As the final seconds ticked down, Hicks exploded off the mat and ran toward his coaches. One just so happened to be his brother, Colby, standing alongside Durant head coach Jim Taylor in the coaches corner.
“I was just so excited,” Cody Hicks said. “I just wanted to get to my brother and my coach, just as fast as I could.”
Time expired right as the Hicks brothers shared an embrace, and it marked the first individual state championship for Durant.

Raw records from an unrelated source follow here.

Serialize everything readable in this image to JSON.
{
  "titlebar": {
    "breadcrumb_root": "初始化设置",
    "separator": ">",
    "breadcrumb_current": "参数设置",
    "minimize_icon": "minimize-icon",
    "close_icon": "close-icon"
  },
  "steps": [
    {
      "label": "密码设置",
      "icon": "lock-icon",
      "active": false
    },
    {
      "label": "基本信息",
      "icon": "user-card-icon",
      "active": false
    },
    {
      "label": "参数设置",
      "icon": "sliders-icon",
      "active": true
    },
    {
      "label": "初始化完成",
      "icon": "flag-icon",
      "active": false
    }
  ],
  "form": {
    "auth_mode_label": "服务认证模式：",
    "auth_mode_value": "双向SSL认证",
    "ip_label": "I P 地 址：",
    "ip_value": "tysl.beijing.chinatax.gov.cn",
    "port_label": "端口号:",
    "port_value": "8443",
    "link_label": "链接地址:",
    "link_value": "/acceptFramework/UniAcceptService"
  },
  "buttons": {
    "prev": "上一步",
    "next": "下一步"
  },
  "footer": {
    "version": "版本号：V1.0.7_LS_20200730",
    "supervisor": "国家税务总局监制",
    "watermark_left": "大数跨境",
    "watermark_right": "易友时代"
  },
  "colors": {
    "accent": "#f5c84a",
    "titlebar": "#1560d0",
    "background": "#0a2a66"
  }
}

From now until the end of time, Cody Hicks’ name will be listed first when it comes to state champions at Durant.
He etched his name into the Durant record books with a 6-4 victory over Glenpool’s Gage Hight in the 145-pound finals of the Class 5A state tournament at Jim Norick Arena.
“It was an amazing moment,” said Cody Hicks, a junior who failed to place at 145 pounds at the 2018 state tournament. “I’ve envisioned that for 12 years now. This is my 12th year of wrestling, and that’s what I’ve dreamt about forever.”